[LeetCode] 746. Min Cost Climbing Stairs

On a staircase, the i-th step has some non-negative cost cost[i] assigned (0 indexed).

Once you pay the cost, you can either climb one or two steps. You need to find minimum cost to reach the top of the floor, and you can either start from the step with index 0, or the step with index 1.

Example 1:

Input: cost = [10, 15, 20]
Output: 15

Explanation: Cheapest is start on cost[1], pay that cost and go to the top.

Example 2:

Input: cost = [1, 100, 1, 1, 1, 100, 1, 1, 100, 1]
Output: 6

Explanation: Cheapest is start on cost[0], and only step on 1s, skipping cost[3].
Note:
cost will have a length in the range [2, 1000].
Every cost[i] will be an integer in the range [0, 999].
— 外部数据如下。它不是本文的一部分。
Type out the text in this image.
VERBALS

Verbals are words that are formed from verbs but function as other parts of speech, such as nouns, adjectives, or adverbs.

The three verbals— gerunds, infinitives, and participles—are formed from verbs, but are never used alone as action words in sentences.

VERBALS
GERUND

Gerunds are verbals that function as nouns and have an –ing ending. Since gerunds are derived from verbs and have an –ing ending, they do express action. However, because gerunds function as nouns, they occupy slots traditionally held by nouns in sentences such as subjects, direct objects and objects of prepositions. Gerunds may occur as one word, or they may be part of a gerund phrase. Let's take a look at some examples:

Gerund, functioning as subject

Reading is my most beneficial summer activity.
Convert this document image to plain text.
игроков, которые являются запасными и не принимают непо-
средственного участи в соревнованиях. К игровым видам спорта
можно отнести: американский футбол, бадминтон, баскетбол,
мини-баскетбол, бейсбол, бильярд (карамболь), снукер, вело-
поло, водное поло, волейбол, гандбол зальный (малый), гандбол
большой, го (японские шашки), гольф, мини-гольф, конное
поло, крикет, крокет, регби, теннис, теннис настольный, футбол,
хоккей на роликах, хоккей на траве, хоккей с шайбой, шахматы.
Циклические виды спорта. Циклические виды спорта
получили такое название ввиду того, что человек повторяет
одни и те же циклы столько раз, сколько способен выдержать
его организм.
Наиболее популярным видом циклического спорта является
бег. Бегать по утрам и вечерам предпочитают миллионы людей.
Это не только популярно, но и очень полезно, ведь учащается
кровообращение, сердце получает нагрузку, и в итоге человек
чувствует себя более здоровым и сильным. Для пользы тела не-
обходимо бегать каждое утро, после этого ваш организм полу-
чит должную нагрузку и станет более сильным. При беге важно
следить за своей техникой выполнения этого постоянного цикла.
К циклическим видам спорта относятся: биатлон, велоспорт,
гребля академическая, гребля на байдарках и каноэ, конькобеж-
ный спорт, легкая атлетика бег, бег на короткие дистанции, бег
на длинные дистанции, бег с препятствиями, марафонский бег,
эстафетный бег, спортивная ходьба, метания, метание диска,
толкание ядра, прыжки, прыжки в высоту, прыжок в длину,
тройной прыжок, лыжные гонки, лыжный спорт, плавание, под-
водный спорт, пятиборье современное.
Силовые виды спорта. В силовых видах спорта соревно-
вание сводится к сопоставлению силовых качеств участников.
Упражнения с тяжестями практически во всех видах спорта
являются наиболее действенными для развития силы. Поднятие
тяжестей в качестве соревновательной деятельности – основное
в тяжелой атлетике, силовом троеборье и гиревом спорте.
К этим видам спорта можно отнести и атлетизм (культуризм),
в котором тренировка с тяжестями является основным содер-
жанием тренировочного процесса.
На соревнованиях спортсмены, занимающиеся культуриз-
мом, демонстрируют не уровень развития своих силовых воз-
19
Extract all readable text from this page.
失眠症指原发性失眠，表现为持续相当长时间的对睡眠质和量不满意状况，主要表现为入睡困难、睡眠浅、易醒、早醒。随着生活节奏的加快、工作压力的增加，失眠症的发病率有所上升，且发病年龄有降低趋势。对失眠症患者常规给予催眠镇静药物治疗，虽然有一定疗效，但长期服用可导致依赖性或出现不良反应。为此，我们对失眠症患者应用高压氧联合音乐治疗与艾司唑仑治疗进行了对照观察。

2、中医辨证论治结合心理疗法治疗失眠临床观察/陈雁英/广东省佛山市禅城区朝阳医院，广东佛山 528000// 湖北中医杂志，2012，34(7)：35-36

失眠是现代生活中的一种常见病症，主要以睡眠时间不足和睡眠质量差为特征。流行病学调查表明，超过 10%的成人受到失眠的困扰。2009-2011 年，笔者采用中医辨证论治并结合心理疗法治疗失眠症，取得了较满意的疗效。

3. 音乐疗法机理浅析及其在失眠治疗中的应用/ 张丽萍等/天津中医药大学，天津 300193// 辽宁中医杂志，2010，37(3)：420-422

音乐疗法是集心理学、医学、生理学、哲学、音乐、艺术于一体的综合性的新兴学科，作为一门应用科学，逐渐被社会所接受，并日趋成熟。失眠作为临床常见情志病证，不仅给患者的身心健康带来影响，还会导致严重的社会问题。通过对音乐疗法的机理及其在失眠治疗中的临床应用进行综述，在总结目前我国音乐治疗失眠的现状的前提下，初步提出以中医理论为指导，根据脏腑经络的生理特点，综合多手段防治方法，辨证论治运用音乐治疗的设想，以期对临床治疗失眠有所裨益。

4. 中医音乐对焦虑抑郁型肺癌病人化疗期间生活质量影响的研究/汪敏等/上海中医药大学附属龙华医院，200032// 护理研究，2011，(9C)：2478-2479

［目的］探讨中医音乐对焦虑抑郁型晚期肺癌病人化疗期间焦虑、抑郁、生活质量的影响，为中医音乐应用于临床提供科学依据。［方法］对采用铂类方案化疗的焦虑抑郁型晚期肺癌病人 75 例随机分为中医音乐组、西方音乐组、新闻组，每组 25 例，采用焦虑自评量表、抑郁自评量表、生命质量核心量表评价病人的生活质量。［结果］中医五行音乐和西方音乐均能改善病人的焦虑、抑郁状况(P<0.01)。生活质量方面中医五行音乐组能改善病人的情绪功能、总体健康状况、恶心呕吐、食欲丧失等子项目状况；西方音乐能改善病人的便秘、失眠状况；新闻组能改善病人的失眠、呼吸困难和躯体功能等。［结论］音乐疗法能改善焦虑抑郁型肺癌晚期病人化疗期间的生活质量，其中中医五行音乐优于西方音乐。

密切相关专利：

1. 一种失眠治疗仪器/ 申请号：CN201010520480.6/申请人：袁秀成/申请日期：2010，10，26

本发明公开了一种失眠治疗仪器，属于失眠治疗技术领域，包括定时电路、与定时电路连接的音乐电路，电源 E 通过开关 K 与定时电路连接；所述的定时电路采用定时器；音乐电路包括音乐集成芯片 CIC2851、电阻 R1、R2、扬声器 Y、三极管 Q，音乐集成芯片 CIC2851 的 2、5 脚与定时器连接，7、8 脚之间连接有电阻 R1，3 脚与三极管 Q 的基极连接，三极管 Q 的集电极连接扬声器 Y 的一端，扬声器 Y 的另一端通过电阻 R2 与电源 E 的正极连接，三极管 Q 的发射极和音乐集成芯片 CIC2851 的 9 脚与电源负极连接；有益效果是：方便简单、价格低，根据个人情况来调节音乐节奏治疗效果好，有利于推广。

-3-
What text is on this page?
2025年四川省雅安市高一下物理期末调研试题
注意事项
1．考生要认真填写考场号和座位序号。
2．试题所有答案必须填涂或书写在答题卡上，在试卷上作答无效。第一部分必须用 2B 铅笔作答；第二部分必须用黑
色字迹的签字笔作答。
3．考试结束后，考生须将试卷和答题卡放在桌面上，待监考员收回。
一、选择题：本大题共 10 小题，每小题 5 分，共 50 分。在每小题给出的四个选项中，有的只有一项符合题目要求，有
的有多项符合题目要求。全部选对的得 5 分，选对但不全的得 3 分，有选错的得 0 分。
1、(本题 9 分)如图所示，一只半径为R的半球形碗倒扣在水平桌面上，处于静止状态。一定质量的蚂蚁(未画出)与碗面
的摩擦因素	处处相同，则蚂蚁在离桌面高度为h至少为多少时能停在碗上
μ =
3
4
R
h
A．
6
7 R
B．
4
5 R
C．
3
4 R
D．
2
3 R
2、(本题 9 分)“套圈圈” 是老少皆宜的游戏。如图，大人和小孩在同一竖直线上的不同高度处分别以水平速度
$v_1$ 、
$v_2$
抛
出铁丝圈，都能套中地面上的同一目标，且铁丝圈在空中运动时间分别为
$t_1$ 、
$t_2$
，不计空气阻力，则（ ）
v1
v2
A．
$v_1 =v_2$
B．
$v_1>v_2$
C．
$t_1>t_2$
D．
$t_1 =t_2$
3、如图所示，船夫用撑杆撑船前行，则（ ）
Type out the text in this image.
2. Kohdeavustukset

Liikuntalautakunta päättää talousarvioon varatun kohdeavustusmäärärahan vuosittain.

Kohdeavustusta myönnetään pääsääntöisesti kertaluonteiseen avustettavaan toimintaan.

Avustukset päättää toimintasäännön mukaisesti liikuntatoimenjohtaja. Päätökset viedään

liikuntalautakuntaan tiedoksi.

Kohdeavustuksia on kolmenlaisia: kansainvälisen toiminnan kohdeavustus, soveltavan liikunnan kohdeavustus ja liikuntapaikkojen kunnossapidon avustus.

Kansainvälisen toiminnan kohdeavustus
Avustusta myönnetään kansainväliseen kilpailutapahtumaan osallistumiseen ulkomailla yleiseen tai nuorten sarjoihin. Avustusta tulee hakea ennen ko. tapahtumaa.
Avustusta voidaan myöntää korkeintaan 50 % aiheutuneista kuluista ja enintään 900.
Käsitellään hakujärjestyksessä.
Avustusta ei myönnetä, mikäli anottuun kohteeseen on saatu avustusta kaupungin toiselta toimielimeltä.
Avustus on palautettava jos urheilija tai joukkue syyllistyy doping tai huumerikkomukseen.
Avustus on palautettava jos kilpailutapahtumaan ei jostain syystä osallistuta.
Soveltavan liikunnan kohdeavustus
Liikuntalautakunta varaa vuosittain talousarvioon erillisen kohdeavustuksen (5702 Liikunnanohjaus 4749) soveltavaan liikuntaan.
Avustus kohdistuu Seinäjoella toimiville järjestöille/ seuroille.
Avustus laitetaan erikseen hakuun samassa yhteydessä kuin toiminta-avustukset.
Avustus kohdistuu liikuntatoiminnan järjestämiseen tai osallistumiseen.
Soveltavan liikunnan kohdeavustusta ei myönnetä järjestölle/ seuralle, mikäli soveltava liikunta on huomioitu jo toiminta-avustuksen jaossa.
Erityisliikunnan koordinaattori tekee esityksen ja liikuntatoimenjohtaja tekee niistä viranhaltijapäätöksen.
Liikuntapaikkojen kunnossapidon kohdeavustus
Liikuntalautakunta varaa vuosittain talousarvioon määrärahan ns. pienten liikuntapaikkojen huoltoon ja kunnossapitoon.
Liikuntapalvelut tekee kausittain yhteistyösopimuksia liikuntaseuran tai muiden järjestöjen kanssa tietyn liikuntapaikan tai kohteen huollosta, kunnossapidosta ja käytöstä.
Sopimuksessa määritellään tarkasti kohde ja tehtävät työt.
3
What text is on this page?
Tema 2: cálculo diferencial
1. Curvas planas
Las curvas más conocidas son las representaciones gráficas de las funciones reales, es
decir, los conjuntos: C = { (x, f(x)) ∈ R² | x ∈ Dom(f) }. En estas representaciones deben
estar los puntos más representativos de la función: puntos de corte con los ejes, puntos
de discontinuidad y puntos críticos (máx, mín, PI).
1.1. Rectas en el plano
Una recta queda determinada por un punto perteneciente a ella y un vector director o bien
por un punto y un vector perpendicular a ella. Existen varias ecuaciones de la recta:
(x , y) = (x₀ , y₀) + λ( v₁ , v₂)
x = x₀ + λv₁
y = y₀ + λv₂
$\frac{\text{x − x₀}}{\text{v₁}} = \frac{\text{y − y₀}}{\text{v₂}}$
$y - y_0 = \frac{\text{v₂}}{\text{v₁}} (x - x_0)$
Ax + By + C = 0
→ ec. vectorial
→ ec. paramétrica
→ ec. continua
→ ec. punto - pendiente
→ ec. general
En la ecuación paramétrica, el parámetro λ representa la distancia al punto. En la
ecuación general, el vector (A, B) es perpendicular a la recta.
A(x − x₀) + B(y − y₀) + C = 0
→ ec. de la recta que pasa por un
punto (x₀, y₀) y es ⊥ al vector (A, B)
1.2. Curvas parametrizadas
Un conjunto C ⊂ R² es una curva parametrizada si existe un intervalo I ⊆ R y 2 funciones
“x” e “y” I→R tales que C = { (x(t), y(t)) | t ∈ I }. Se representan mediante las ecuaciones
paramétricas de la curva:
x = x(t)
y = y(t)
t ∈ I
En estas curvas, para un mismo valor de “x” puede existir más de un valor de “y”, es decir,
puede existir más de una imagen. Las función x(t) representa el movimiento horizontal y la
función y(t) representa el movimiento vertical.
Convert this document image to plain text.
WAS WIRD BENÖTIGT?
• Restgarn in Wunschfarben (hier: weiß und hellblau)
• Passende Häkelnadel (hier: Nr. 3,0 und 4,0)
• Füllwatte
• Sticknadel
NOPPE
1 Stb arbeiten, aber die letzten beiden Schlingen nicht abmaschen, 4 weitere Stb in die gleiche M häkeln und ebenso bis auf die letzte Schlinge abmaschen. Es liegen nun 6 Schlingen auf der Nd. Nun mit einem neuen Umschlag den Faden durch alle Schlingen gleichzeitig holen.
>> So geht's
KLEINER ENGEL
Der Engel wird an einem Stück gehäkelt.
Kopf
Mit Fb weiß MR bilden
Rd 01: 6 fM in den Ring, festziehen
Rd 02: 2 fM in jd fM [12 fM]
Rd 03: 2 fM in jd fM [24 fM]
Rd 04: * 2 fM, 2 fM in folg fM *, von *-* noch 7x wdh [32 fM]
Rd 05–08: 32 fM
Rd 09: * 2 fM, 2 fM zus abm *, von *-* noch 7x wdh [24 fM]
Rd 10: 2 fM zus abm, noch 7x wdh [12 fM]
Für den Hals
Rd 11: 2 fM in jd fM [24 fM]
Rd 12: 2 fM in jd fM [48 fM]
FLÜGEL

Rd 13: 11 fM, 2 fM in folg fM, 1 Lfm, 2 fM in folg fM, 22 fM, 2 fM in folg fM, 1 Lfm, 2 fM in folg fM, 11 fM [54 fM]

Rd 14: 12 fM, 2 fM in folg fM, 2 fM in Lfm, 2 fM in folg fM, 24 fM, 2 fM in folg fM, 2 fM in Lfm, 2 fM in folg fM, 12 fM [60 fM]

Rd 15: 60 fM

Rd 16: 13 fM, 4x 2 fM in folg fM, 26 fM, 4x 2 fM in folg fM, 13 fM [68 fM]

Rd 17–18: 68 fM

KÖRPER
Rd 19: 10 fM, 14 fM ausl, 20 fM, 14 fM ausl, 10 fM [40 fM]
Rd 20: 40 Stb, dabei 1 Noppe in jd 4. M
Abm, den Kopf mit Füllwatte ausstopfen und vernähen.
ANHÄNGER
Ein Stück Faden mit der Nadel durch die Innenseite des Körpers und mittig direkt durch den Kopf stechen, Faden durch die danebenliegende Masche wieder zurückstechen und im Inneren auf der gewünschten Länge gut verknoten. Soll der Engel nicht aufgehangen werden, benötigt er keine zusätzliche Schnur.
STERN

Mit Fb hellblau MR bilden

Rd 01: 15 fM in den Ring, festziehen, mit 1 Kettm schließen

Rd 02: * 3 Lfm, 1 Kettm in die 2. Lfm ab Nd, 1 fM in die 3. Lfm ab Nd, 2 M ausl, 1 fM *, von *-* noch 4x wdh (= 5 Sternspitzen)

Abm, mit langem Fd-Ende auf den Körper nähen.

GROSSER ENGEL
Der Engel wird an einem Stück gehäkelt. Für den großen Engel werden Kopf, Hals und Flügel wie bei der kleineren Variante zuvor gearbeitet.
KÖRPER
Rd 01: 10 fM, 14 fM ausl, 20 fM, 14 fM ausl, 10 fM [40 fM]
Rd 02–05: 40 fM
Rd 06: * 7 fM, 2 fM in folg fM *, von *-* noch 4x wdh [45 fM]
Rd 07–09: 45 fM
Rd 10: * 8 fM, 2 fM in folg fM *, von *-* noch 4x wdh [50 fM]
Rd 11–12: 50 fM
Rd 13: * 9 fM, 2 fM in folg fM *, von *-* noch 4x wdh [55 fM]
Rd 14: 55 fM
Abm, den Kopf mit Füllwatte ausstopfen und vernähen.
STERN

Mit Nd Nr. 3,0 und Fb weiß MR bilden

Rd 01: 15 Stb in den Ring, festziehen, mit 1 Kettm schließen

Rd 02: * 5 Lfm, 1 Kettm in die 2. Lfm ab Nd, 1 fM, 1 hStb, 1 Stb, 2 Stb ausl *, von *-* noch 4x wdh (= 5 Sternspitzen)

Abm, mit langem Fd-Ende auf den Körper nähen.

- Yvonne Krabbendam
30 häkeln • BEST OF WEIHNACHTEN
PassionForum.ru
题目大意：爬楼梯，第i步将花费cost[i]，每次可以爬1格或者2格楼梯，求爬完最小的花费

分析：我们用$dp[i]$来记录爬到第i步的花费，因为每次可以爬一步或者两步，那么显然，对于最终的花费将依赖于最后两步的值，即 $dp\left[n-1\right]$ 和 $dp\left[n-2\right]$ 中的最小值，对于第i步，其最小花费为i前两步中的最小值与第i步的 $cost\left[i\right]$ 之和，即

$$dp\left[i\right]=\min\left(dp\left[i-1\right],dp\left[i-2\right]\right)+cost\left[i\right]$$ 边界条件，$dp\left[0\right]=cost\left[0\right],dp\left[1\right]=cost\left[1\right]$

时间复杂度：O(n)
空间复杂度：O(n)

class Solution {
public:
    int minCostClimbingStairs(vector<int>& cost) {
        int n=cost.size();
        if(n<=1) return 0;
        vector<int> dp(n);
        dp[0]=cost[0];
        dp[1]=cost[1];
        for(int i=2;i<n;++i){
            dp[i]=min(dp[i-1],dp[i-2])+cost[i];
        }
        return min(dp[n-1],dp[n-2]);
    }
};

由上面的代码可知，空间复杂度可以进一步优化为O(1)，如下

class Solution {
public:
    int minCostClimbingStairs(vector<int>& cost) {
        int n=cost.size(),x,y,z;
        if(n<=1) return 0;
        x=cost[0];
        y=cost[1];
        for(int i=2;i<n;++i){
            z=min(x,y)+cost[i];
            x=y,y=z;
        }
        return min(x,y);
    }
};